In terms of HBME-1 sensitivity and specificity, Alshenawy (2014) reported the sensitivity and specificity of 80% and 84% respectively in distinguishing malignant from benign thyroid lesions. Another study showed 84% sensitivity and 98% specificity with a PPV of 98% and a NPV of 83% (Zargari & Mokhtari 2019). However, our study only demonstrated a sensitivity of 57.4% and specificity of 96.3%, with PPV of 93.6% and NPV of 69.3%. Of note, a marker with high specificity and PPV is needed for diagnostic purposes especially in malignant lesions. With the findings of high specificity and PPV for HBME-1 expression in malignant cases, we highly recommend this marker to be included as one of the immunohistochemical panels for distinguishing benign from malignant thyroid neoplasms.

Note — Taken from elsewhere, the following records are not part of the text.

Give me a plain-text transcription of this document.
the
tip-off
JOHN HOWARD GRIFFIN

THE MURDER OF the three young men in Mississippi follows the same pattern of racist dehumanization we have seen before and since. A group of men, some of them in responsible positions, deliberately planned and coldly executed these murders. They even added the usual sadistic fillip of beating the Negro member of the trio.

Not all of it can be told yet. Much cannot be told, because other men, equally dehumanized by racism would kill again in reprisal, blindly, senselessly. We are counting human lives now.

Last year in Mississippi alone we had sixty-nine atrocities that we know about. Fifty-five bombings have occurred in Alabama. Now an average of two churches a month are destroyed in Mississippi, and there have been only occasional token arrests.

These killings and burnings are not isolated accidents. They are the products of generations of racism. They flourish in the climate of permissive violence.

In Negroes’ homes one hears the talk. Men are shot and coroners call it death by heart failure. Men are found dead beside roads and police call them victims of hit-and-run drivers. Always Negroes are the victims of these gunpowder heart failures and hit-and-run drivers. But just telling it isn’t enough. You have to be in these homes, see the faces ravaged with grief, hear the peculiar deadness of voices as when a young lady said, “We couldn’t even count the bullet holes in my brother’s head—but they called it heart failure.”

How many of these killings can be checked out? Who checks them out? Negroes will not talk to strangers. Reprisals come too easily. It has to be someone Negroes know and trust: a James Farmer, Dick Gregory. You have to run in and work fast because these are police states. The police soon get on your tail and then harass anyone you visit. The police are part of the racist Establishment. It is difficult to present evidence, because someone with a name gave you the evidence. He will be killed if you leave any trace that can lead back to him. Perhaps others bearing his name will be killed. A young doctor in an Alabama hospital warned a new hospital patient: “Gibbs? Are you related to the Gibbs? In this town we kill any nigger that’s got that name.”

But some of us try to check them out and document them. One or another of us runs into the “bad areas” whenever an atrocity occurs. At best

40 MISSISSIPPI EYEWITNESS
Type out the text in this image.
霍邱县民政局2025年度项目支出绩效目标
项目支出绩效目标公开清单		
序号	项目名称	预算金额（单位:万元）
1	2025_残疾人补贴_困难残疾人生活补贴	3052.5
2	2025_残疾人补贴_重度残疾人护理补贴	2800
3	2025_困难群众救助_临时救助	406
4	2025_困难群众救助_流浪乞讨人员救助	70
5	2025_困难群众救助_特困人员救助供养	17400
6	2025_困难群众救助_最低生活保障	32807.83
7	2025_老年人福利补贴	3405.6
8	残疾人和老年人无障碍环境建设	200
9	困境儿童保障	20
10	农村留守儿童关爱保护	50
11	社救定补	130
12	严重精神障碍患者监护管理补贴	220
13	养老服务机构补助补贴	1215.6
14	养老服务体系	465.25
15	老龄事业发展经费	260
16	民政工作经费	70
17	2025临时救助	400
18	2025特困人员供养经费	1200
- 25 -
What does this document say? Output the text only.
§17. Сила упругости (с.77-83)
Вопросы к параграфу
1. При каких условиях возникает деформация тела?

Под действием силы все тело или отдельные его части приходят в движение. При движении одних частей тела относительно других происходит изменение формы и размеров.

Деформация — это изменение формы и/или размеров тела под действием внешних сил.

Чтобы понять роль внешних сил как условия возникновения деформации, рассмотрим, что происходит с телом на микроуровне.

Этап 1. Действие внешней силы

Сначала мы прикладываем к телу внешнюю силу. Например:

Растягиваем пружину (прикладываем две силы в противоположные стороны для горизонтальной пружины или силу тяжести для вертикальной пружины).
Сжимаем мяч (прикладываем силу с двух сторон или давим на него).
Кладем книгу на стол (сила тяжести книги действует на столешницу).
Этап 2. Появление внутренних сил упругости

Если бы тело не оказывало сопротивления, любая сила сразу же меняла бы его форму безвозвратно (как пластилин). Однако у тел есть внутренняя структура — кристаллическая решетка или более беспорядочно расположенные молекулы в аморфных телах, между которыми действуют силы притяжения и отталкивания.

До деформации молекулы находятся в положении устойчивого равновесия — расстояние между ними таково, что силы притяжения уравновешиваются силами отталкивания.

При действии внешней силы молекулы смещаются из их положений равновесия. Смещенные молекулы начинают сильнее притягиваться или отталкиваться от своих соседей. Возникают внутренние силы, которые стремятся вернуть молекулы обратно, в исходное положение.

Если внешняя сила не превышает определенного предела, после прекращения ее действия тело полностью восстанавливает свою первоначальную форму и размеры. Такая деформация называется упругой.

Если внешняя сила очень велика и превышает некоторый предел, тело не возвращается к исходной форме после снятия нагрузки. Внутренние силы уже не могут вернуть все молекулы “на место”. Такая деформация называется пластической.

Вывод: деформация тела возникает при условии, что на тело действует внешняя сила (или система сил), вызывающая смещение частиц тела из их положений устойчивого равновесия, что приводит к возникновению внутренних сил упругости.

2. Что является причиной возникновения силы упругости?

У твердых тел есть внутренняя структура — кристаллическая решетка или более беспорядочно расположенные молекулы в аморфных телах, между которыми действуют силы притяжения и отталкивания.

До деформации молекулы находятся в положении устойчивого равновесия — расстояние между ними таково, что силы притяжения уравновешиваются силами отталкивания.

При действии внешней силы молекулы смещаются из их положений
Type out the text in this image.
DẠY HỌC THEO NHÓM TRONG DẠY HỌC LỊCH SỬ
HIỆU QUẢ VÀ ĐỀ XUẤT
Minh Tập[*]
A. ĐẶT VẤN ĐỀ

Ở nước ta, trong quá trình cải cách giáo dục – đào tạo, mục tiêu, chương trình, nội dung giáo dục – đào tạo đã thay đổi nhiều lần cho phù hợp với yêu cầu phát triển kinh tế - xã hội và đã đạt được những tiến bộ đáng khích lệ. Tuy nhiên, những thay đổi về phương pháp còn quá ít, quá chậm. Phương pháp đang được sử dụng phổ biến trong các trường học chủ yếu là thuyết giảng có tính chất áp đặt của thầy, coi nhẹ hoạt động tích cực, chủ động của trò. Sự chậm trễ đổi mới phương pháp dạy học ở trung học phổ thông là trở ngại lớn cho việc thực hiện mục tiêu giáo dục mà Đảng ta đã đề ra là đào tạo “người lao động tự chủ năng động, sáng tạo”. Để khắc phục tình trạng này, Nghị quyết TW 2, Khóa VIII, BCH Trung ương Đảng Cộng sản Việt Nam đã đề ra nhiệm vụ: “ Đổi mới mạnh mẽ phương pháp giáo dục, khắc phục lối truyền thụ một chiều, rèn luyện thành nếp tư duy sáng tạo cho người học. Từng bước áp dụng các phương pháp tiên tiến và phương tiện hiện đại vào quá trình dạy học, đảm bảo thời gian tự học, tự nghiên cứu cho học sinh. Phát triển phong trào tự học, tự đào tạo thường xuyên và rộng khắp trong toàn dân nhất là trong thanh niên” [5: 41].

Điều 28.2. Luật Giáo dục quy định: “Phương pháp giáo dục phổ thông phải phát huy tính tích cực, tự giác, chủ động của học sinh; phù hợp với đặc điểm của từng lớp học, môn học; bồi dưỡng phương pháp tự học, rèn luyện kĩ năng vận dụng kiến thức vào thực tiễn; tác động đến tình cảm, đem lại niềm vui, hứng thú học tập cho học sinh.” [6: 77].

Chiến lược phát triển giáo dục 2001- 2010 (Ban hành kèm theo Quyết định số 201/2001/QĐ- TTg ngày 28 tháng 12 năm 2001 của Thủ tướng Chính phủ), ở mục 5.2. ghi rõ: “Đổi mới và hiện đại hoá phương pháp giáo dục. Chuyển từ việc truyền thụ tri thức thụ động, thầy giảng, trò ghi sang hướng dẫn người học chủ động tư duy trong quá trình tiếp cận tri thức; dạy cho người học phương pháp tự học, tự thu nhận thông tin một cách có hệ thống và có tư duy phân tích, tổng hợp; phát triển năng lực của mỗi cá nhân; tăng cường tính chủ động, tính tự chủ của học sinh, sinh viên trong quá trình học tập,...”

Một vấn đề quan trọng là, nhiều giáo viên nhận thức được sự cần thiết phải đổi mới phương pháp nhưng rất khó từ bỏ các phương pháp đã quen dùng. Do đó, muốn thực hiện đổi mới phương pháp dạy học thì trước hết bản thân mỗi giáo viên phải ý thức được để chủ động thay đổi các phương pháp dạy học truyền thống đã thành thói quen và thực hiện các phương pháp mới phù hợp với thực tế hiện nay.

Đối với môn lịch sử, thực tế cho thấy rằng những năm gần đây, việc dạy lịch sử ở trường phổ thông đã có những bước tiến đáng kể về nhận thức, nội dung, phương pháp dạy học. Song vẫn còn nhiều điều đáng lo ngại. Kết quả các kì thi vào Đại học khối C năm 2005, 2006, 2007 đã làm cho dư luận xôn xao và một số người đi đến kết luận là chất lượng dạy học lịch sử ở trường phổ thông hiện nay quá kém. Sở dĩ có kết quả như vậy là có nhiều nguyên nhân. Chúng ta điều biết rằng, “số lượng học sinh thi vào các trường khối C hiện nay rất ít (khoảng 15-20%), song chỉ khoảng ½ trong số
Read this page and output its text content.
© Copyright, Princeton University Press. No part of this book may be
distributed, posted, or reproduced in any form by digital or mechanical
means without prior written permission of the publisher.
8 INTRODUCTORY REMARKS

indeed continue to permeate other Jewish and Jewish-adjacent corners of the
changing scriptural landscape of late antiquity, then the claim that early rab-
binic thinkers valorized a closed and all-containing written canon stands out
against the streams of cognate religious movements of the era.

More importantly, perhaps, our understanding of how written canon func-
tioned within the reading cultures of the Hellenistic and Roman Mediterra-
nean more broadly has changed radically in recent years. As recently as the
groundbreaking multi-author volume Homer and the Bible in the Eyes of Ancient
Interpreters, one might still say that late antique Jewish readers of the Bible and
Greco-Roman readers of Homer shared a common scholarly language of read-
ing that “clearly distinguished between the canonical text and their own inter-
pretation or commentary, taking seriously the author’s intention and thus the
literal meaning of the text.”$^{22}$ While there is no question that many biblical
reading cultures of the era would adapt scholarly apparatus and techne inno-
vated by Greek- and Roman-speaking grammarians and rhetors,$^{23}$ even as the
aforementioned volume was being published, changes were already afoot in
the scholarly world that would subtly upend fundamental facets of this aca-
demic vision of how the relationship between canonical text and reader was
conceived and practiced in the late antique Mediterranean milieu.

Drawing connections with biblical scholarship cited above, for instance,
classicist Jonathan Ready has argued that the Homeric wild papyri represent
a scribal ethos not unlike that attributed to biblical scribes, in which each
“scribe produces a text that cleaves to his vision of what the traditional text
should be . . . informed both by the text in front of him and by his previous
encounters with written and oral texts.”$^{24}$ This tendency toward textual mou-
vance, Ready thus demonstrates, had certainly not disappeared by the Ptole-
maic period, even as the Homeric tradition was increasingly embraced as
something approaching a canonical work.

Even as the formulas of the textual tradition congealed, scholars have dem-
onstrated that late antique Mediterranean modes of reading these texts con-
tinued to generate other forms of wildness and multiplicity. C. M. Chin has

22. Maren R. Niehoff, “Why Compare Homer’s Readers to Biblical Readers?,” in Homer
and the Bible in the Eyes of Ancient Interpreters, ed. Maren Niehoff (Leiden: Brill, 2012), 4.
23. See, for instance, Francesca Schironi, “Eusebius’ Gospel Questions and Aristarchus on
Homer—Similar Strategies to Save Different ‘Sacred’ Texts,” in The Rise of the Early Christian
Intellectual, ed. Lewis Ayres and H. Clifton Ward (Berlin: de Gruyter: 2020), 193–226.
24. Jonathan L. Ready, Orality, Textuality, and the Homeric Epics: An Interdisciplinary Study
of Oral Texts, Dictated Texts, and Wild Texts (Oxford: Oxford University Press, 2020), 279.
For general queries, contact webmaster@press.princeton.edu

Our study found no correlation between HBME-1 expression and the clinical outcome (i.e. tumour stage, nodal status and distant metastasis). The result is comparable to a recent study published by Cho et al. (2018), which does not support the role of HBME-1 as a prognostic marker in thyroid lesions. 

Conclusion

Our study concluded that HBME-1 might be a useful marker in distinguishing malignant from benign thyroid lesions, particularly for cases of PTC. When the morphological features are equivocal (between benign and malignant) and the HBME-1 is diffusely positive, then a malignancy should be considered. However, HBME-1 expression may not be so helpful in cases of other thyroid malignancies such as poorly differentiated carcinoma, anaplastic carcinoma and medullary carcinoma, as demonstrated in our study. On the contrary, negative HBME-1 staining strongly suggests a benign condition in a correct morphological setting. Our study also showed that HBME-1 has high specificity and PPV in discriminating between benign and malignant thyroid lesions. 

Acknowledgement

The preliminary results of this study were presented as a poster in the 5th Annual Scientific Meeting 2018 of the International Academy of Pathology (Malaysian Division) in Sabah, Malaysia in October 2018. This research was conducted with the support of a grant from the Universiti Kebangsaan Malaysia Medical Centre (Project code: FF-2017-101).